Can someone help me on this.
On
It seems you at asking about a one-sample K-S test to see of a sample $X_i, i = 1,2,\dots,n$ is from a continuous distribution with CDF $F.$
At left is a plot (in R) of the ECDF of an exponential sample of size $n = 40$ along with the the CDF of the sampled population. At right is a comparison with the CDF of a normal population with the same mean and SD.
set.seed(1234)
x = rexp(40)
par(mfrow=c(1,2))
hdr="ECDF with CDF of EXP(rate=1)"
plot(ecdf(x), main=hdr)
curve(pexp(x), add=T, col="blue", lwd=2)
hdr="ECDF with CDF of NORM(1,1)"
plot(ecdf(x), main=hdr)
curve(pnorm(x,1,1), add=T, col="red", lwd=2)
par(mfrow=c(1,1))
Here are the corresponding K-S tests.

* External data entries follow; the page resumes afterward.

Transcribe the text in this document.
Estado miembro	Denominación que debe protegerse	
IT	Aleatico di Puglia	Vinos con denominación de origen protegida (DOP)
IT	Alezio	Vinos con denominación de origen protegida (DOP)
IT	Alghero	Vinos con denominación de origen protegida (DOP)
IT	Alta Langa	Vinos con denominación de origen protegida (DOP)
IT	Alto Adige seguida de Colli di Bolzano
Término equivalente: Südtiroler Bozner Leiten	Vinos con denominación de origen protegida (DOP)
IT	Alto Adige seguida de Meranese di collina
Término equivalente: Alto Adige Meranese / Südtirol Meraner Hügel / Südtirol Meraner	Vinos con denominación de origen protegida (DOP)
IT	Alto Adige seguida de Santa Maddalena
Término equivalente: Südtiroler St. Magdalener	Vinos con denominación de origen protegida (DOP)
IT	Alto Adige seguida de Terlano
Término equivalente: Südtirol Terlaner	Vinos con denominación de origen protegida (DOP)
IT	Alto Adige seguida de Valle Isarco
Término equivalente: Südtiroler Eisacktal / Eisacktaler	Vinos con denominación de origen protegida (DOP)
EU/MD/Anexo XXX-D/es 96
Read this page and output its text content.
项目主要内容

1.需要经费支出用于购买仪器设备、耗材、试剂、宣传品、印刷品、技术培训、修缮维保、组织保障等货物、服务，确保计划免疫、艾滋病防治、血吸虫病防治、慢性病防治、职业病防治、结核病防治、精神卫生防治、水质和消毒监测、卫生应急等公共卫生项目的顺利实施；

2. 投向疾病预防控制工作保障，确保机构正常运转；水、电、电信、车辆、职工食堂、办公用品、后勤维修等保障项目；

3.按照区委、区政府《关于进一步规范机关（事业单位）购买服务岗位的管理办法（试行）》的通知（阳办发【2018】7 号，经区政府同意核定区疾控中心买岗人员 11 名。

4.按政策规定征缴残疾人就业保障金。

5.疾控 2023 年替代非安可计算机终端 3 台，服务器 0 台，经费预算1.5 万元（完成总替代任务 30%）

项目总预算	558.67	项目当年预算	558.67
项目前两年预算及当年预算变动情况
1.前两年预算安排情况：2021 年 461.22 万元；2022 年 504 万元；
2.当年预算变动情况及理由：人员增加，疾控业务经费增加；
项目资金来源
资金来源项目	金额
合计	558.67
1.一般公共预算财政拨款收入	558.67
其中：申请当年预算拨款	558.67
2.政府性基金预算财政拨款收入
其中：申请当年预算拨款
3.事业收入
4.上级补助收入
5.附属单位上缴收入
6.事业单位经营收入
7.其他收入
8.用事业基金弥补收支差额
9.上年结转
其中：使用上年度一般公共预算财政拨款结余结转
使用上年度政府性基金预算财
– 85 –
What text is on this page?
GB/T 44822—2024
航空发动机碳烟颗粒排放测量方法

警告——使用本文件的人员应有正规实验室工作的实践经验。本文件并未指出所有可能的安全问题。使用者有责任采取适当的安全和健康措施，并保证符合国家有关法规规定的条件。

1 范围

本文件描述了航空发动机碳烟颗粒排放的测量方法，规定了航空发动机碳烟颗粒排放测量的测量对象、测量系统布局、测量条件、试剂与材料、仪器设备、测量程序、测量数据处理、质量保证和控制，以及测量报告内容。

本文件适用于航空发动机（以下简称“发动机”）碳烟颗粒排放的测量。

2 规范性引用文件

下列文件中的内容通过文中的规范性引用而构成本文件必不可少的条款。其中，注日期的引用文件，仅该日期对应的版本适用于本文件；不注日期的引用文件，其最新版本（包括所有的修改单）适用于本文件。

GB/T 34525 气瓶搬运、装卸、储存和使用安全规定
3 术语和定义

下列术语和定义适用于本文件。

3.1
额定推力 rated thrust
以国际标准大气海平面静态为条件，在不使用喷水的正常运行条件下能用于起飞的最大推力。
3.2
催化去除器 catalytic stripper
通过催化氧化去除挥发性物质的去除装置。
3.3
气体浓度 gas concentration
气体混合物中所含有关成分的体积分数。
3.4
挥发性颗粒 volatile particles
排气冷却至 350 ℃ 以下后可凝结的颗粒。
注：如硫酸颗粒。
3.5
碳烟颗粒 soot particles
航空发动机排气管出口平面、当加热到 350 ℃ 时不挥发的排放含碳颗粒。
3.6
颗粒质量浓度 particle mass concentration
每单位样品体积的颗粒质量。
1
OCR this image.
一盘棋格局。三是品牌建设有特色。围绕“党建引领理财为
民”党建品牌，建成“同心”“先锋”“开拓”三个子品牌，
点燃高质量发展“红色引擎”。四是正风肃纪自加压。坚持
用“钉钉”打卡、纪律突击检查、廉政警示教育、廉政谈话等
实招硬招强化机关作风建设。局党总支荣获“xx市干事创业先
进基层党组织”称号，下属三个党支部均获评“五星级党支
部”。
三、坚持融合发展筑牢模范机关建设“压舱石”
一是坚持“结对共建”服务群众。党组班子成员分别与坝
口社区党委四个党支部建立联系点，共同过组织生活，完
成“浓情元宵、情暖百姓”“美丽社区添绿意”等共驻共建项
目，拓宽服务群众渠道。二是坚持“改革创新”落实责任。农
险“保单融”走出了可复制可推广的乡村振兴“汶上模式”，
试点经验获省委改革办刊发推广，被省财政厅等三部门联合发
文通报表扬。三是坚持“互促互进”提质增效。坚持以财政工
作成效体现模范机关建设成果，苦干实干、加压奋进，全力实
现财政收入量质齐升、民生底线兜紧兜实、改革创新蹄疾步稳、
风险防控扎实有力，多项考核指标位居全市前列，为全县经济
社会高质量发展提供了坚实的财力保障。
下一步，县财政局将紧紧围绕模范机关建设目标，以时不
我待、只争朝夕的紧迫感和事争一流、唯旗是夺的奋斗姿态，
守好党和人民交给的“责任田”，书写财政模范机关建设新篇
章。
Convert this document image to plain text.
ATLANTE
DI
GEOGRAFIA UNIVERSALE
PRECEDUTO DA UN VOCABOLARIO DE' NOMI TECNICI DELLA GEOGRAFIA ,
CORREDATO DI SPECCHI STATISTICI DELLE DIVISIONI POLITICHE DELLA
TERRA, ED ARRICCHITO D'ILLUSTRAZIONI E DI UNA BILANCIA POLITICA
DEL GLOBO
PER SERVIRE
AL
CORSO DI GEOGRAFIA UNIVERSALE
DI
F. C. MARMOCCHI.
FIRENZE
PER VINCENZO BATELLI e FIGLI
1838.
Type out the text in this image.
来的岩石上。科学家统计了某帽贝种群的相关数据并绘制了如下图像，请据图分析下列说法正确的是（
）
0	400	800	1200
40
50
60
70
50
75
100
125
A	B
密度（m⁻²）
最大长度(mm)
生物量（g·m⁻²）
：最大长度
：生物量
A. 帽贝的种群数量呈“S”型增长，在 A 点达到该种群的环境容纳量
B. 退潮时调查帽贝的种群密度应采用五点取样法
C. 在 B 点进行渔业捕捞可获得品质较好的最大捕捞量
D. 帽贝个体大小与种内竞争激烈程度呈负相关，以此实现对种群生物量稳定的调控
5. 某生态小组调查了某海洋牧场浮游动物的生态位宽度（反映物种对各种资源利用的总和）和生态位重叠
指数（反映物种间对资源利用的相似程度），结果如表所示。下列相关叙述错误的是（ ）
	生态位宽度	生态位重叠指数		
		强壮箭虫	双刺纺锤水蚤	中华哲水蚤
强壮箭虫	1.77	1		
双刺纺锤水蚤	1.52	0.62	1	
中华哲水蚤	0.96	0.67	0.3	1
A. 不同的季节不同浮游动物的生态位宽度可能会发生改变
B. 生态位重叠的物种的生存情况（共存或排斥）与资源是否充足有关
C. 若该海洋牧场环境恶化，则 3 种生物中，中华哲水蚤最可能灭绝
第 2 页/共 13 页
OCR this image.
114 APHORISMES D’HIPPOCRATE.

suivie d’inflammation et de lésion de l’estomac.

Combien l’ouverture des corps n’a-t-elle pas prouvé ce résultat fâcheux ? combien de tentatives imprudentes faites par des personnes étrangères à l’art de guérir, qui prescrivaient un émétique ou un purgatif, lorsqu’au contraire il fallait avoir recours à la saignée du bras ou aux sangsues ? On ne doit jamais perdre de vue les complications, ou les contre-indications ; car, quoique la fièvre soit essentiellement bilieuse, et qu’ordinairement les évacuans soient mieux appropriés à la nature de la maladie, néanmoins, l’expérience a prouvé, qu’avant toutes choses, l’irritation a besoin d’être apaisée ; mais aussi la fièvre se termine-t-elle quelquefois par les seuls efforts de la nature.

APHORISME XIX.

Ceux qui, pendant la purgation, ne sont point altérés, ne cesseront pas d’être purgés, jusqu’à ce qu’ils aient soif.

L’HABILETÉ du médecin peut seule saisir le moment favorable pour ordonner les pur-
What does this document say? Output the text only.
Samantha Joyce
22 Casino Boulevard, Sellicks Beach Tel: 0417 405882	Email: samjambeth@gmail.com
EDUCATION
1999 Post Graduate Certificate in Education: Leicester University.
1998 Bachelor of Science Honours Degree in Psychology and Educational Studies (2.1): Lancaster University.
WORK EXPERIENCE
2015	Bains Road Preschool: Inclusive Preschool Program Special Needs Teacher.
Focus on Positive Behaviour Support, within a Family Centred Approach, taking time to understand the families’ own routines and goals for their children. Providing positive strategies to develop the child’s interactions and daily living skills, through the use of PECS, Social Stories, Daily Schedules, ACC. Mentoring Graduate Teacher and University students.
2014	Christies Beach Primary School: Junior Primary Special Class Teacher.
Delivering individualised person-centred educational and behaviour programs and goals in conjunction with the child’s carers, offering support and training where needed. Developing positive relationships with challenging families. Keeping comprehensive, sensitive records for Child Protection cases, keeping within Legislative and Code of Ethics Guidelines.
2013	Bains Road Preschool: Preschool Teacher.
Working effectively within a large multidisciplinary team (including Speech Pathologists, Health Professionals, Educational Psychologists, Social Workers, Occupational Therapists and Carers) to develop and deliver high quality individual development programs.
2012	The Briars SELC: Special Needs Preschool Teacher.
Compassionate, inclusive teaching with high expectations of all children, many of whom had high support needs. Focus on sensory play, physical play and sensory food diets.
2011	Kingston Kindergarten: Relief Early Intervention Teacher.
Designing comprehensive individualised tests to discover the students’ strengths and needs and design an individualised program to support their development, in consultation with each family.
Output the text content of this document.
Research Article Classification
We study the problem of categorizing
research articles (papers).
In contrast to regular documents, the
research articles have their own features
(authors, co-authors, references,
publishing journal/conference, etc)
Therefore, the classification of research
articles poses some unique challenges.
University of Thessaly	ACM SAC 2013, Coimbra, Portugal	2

The K-S test statistic is the maximum vertical distance between the ECDF and the CDF.
For relatively small sample sizes the K-S test does not have good power.
ks.test(x, pexp, 1)
One-sample Kolmogorov-Smirnov test
data: x
D = 0.16877, p-value = 0.1825
alternative hypothesis: two-sided
ks.test(x, pnorm, 1, 1)
One-sample Kolmogorov-Smirnov test
data: x
D = 0.19875, p-value = 0.07346
alternative hypothesis: two-sided
By contrast, a Shapiro-Wilk test of normality, rejects sample x
as having been sampled from any normal distribution, with a P-value very near $0.$
shapiro.test(x)
Shapiro-Wilk normality test
data: x
W = 0.84958, p-value = 8.789e-05
In a simulation with 100,000 samples of size forty from $\mathsf{Exp}(1),$ the K-S test rejected (5% level) only about 36% of the time the null hypothesis that the sampled population is $\mathsf{Norm}(1,1).$
set.seed(2020)
pv = replicate(10^5, ks.test(rexp(40),
pnorm,1,1)$p.val)
mean(pv <= .05)
[1] 0.36385
It isn't hard to tell that a sample from $\mathsf{Exp}(1)$ is not from $\mathsf{Norm}(1,1).$ The exponential distribution gives only positive values. From the normal distribution we should see about 16% negative values. To get positive values all 40 times would be very rare indeed.
pnorm(0, 1, 1)
[1] 0.1586553
(1-pnorm(0, 1, 1))^40
[1] 0.000997607
The $y$-values it can take are in the range $[0, 1]$.
Another way of writing $F_n$ is $$F_n(x) = \frac{|\{X_i \mid X_i \leq x\}|}{n},$$ where $|\{X_i \mid X_i \leq x\}|$ is the number of data points less than or equal to $x$, and $n$ is the number of data points.
The function is a step function, with $F(x) = 0$ whenever $x < \min(X_i)$, $F(x) = 1$ whenever $\max(X_i) < x$, and $F_n(x) \in (0, 1)$ otherwise. For example, suppose that $n = 4$ and $X_1 = 0.55$, $X_2 = 0.1$, $X_3 = 0.8$, $X_4 = 0.25$, then $F_n$ is shown below:
To calculate $D_n$ for a given $F_n, F$ you just calculate $|F_n(x) - F(x)|$ wherever $F_n$ or $F$ is discontinuous.